A path planning method based on deep reinforcement learning for AUV in complex marine environment

The potential of autonomous underwater vehicle (AUV) on future applications is significant due to advancements in autonomy and intelligence. Path planning is a critical technology for AUV to perform operational missions in complex marine environments. To this end, this paper proposes a path planning method for AUV based on deep reinforcement learning. Initially, considering actual requirements, a complex marine environment model containing underwater terrain, sonobuoy detection, and ocean currents is established. Subsequently, the corresponding state space, action space, and reward function are formulated. Furthermore, to address the inherent limitations of existing deep reinforcement learning algorithms in terms of training efficiency, a mixed experience replay (MER) strategy is proposed. This strategy aims to enhance the efficiency of sample learning by integrating prior knowledge and exploration experience. Lastly, a novel HMER-SAC algorithm for AUV path planning is proposed by integrating the Soft Actor–Critic (SAC) algorithm with the hierarchical reinforcement learning strategy and the MER strategy.
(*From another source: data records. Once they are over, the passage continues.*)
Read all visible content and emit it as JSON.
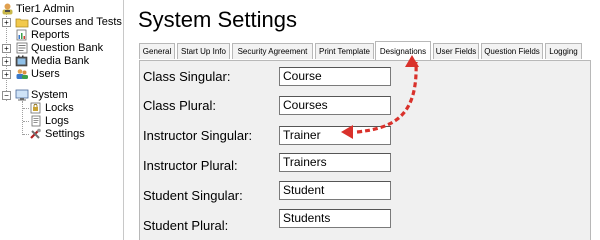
{
  "tree": {
    "root": "Tier1 Admin",
    "items": [
      {
        "label": "Courses and Tests",
        "expander": "+"
      },
      {
        "label": "Reports",
        "expander": ""
      },
      {
        "label": "Question Bank",
        "expander": "+"
      },
      {
        "label": "Media Bank",
        "expander": "+"
      },
      {
        "label": "Users",
        "expander": "+"
      },
      {
        "label": "System",
        "expander": "−"
      }
    ],
    "system_children": [
      "Locks",
      "Logs",
      "Settings"
    ]
  },
  "page": {
    "title": "System Settings"
  },
  "tabs": [
    {
      "label": "General"
    },
    {
      "label": "Start Up Info"
    },
    {
      "label": "Security Agreement"
    },
    {
      "label": "Print Template"
    },
    {
      "label": "Designations",
      "active": true
    },
    {
      "label": "User Fields"
    },
    {
      "label": "Question Fields"
    },
    {
      "label": "Logging"
    }
  ],
  "designations": [
    {
      "label": "Class Singular:",
      "value": "Course"
    },
    {
      "label": "Class Plural:",
      "value": "Courses"
    },
    {
      "label": "Instructor Singular:",
      "value": "Trainer"
    },
    {
      "label": "Instructor Plural:",
      "value": "Trainers"
    },
    {
      "label": "Student Singular:",
      "value": "Student"
    },
    {
      "label": "Student Plural:",
      "value": "Students"
    }
  ],
  "annotation": {
    "arrow_color": "#d9312b"
  }
}
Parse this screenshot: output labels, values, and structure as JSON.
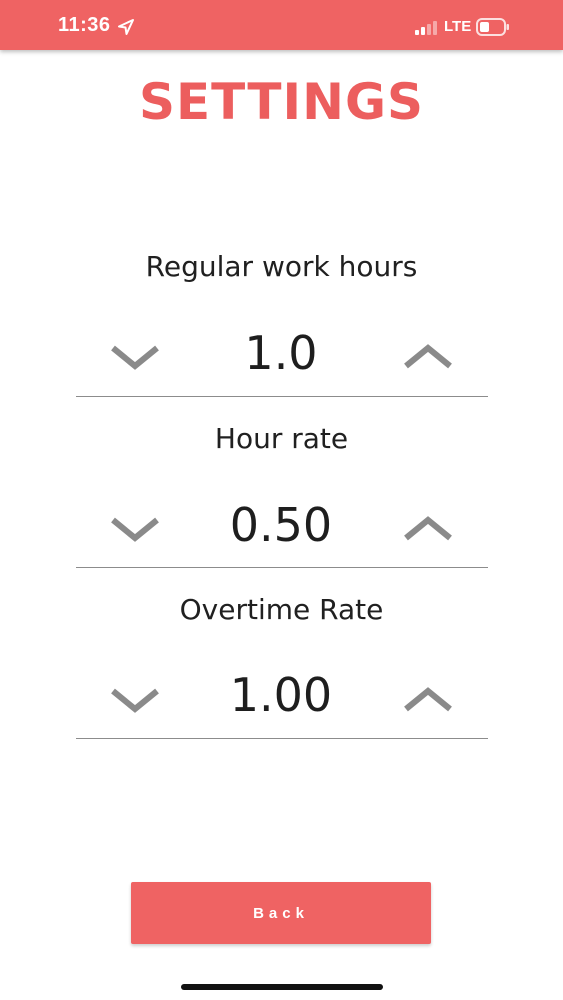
{
  "status_bar": {
    "time": "11:36",
    "network": "LTE",
    "location_icon": "location-arrow-icon",
    "signal_icon": "signal-bars-icon",
    "battery_icon": "battery-icon",
    "background_color": "#ef6363"
  },
  "title": "SETTINGS",
  "settings": [
    {
      "label": "Regular work hours",
      "value": "1.0"
    },
    {
      "label": "Hour rate",
      "value": "0.50"
    },
    {
      "label": "Overtime Rate",
      "value": "1.00"
    }
  ],
  "icons": {
    "decrease": "chevron-down-icon",
    "increase": "chevron-up-icon"
  },
  "back_button": {
    "label": "Back",
    "color": "#ef6363"
  },
  "accent_color": "#ec5e5e"
}
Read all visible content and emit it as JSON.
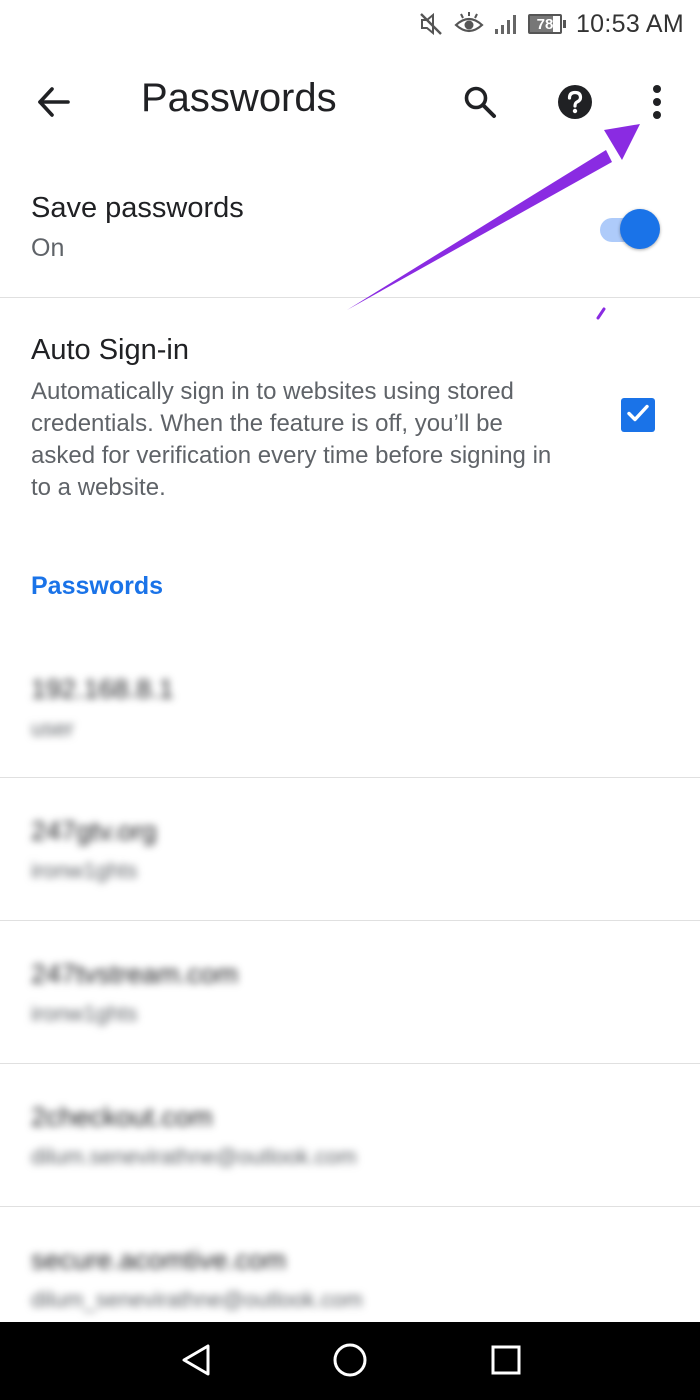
{
  "status_bar": {
    "battery_level": "78",
    "time": "10:53 AM",
    "icons": [
      "mute-icon",
      "eye-icon",
      "signal-icon",
      "battery-icon"
    ]
  },
  "app_bar": {
    "title": "Passwords",
    "icons": [
      "back-arrow-icon",
      "search-icon",
      "help-icon",
      "more-vert-icon"
    ]
  },
  "save_passwords": {
    "title": "Save passwords",
    "status": "On",
    "toggle_on": true
  },
  "auto_signin": {
    "title": "Auto Sign-in",
    "description": "Automatically sign in to websites using stored credentials. When the feature is off, you’ll be asked for verification every time before signing in to a website.",
    "checked": true
  },
  "passwords_section": {
    "header": "Passwords",
    "items": [
      {
        "site": "192.168.8.1",
        "user": "user"
      },
      {
        "site": "247gtv.org",
        "user": "ironw1ghts"
      },
      {
        "site": "247tvstream.com",
        "user": "ironw1ghts"
      },
      {
        "site": "2checkout.com",
        "user": "dilum.senevirathne@outlook.com"
      },
      {
        "site": "secure.acomtive.com",
        "user": "dilum_senevirathne@outlook.com"
      }
    ]
  },
  "colors": {
    "accent": "#1a73e8",
    "annotation_arrow": "#8a2be2",
    "nav_bar": "#000000"
  },
  "nav_bar": {
    "icons": [
      "nav-back-icon",
      "nav-home-icon",
      "nav-recents-icon"
    ]
  }
}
The results of the simulation and experiment demonstrate that the method is capable of efficiently planning executable paths in complex marine environments and exhibits superior training efficiency, stability, and performance. [Display omitted] •A deep reinforcement learning-based path planning method for AUV is proposed.•A marine environment model including terrain, sonobuoys, and currents is built.•A mixed experience replay strategy is used to boost training efficiency.•Hierarchical reinforcement learning strategy is used for dimensionality reduction.